I won’t write more just now. I don’t like recalling those next hours and days. If I start to, the memories spring to life too real, too vivid. My heart races, and I tremble.
6
Jiminy
August 30 (Em’s diary)
Dad brought home a letter from Clear Springs Prison today. It said Jiminy got hurt in some fight and was in the infirmary a few days. Dad told Ma when he handed her the letter. Then he went right back out, off with Uncle Near in his sailing skiff. Ma read the letter, but not out loud, even though Gran and me were right there too. When she was finished, she folded it up and stuck it in her pocket without saying a thing, and then she fetched her bag of old clothes and started cutting up a pair of Jiminy’s jeans for patches for mine and Tammy’s. Cutting up his clothes! I know Dad can’t forgive Jiminy, but I don’t understand about Ma. Don’t she know that’s bad magic?
>
I’ve been setting out Sabelle Morning’s cup every night so it can catch the dawn light, for Jiminy, but that’s not good enough. I need to go see him.

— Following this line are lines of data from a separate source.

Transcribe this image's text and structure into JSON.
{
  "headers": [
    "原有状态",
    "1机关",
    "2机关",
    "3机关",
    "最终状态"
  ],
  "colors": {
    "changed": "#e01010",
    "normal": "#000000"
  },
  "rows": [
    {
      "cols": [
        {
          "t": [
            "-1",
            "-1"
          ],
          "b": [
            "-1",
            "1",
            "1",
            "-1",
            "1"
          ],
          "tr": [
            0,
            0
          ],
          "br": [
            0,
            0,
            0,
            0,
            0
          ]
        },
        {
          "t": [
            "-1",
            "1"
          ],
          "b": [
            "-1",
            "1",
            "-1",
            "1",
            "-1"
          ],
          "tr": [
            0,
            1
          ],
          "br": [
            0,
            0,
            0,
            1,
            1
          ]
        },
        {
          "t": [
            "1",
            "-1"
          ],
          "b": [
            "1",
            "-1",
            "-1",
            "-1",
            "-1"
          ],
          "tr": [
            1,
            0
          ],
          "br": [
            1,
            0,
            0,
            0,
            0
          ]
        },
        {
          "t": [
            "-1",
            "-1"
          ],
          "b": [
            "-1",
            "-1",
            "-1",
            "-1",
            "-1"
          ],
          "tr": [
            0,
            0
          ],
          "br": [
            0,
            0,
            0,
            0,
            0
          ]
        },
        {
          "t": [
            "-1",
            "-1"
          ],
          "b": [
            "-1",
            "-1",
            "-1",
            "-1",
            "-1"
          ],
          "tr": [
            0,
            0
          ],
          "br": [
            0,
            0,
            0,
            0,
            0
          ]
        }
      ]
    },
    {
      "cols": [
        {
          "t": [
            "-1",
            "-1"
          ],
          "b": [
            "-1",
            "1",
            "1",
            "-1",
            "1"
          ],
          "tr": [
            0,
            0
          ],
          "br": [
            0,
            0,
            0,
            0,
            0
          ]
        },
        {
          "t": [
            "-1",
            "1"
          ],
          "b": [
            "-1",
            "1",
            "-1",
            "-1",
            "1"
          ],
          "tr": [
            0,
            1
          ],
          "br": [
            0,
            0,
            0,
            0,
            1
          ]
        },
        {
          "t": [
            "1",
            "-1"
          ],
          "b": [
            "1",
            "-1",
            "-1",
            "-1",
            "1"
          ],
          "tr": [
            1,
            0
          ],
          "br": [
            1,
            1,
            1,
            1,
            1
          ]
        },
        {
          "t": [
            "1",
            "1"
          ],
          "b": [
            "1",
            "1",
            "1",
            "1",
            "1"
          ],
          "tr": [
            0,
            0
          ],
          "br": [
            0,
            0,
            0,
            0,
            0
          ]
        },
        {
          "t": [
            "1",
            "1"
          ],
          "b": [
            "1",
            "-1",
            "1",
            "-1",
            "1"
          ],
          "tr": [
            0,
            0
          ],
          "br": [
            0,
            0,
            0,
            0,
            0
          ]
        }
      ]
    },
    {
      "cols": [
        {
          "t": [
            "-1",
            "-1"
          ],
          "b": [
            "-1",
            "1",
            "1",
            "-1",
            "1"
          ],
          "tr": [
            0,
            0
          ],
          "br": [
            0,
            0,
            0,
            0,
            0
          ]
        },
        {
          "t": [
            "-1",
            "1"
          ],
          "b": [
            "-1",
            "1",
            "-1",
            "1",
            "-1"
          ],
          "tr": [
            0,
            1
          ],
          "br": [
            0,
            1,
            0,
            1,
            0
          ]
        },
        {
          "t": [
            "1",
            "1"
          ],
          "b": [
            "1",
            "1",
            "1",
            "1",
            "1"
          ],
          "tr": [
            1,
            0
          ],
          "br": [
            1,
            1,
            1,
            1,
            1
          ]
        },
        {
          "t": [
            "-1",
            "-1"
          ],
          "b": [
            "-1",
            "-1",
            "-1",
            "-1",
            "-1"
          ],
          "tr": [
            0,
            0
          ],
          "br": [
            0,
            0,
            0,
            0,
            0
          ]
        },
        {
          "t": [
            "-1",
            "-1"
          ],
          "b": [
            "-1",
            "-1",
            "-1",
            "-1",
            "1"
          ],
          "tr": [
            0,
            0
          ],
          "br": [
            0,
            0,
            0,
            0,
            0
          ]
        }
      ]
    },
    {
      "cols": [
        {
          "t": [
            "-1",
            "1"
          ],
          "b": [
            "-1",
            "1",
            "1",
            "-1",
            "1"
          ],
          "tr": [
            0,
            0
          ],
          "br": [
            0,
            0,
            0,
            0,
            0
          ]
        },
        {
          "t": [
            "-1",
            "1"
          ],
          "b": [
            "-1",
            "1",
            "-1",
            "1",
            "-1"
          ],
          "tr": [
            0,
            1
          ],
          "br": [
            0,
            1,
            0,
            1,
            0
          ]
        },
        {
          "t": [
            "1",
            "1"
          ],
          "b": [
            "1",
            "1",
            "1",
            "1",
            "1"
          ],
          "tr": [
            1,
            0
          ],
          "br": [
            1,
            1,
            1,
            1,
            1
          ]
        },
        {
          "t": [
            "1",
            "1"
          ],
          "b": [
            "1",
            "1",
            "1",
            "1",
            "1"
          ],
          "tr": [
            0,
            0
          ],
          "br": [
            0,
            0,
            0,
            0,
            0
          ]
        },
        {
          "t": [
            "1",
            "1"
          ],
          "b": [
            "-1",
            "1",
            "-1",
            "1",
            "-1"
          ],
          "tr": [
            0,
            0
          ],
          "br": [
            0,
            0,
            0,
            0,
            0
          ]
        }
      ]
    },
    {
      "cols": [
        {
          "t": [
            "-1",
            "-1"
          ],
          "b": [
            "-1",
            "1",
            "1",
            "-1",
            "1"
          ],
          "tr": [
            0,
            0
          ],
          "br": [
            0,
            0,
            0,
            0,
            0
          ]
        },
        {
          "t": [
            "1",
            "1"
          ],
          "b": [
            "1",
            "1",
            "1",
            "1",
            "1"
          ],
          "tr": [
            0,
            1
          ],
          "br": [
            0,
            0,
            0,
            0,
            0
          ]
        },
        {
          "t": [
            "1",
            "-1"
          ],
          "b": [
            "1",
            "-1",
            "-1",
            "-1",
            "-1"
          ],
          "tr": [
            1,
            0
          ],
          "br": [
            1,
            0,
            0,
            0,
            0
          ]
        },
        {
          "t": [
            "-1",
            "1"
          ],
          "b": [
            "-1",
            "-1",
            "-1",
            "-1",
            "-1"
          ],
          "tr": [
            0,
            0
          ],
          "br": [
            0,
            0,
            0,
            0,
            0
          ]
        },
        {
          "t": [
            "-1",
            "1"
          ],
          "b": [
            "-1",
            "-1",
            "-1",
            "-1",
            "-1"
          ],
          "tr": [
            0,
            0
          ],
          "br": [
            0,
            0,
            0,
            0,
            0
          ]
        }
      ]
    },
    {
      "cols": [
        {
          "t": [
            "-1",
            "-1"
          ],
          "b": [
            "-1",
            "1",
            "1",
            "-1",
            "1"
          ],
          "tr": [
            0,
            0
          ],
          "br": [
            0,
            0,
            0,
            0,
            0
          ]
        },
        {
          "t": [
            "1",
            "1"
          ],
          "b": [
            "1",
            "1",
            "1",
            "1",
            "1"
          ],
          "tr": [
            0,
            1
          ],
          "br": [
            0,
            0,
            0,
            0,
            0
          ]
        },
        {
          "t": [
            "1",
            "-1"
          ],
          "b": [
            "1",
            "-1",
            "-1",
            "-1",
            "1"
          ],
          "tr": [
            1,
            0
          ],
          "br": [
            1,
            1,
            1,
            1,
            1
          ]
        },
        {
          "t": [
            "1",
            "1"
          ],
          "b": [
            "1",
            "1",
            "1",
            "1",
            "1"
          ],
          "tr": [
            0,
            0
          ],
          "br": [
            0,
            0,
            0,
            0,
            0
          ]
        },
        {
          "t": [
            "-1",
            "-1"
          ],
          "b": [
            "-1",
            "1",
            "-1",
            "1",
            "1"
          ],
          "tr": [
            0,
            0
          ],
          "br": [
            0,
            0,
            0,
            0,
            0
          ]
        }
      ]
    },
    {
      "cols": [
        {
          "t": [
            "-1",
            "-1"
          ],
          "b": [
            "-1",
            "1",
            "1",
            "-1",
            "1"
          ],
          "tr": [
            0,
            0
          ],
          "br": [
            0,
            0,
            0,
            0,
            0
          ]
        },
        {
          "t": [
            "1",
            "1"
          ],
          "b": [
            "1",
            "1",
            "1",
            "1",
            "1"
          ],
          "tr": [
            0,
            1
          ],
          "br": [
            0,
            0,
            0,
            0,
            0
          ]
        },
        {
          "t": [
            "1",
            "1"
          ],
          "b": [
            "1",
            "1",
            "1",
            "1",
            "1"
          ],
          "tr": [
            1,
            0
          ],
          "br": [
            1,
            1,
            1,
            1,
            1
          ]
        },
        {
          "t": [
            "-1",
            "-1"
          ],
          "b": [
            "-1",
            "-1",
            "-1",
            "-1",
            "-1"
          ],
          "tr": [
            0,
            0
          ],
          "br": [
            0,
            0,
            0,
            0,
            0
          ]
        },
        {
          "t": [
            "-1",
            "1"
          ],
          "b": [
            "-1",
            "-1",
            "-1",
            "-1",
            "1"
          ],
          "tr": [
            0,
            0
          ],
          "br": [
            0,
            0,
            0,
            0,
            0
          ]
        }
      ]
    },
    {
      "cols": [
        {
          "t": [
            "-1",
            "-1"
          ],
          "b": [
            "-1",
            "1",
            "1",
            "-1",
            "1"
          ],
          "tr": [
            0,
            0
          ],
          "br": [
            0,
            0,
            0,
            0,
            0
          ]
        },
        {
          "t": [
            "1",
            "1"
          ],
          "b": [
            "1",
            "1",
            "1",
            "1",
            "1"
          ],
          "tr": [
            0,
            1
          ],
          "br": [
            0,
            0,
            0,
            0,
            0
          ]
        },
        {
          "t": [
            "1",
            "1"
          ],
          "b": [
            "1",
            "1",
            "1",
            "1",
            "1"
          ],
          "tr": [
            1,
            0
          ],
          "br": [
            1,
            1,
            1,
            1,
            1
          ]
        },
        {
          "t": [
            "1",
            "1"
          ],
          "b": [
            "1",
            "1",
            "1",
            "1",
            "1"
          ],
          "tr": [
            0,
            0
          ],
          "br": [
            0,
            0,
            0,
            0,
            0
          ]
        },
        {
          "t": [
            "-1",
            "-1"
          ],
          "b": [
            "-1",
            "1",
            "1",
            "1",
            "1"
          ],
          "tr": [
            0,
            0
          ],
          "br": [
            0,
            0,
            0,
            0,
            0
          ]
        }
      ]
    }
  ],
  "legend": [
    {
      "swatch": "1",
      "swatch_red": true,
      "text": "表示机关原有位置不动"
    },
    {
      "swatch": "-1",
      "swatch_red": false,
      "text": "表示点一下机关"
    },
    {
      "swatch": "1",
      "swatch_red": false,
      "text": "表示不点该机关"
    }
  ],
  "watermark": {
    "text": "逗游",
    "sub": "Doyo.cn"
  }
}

Thinking about Jiminy makes me think of my pen pal, since she’s in prison too. Jiminy has to stay in prison for five years. I wonder how long Kaya has to stay in that house hanging over the Ruby Lake. If the government is pretending it’s an honor, then does that mean she won’t ever be able to leave?
And however long she’s stuck there, she can’t have no visitors, not unless they come riding in by helicopter. Somehow that makes me want to visit Jiminy even more. Nobody who’s able to have visitors should be left all alone.
September 3 (Em’s diary)
I woke up extra early this morning, thinking about Jiminy, and couldn’t fall back asleep. I checked on Sabelle Morning’s cup and asked the Seafather for good luck. I made me and Tammy lunches and convinced Tammy that we should go by the Oveys first, before stopping at the Tiptoes for Clara, instead of the other way round.
“Small Bill probably won’t even be up yet,” she grumbled. “He probably ain’t even coming.”
Small Bill does skip school a lot. Ma never lets me or Tammy skip, unless we’re sick, but the mothers and fathers who grew up in Mermaid’s Hands don’t fuss about going to school the way Ma does.
The water was not quite knee high as we waded over. We had our shoes tied together by their laces and slung around our necks so we didn’t have to try to fit them in our backpacks. Tammy was making hers bang together as she walked and singing something to herself.
“Look, it’s fairy-wing color,” I said, pointing out at the open bay. It was, too: all pink, tinged with gold, with sparkles on the top of each ripple and swell.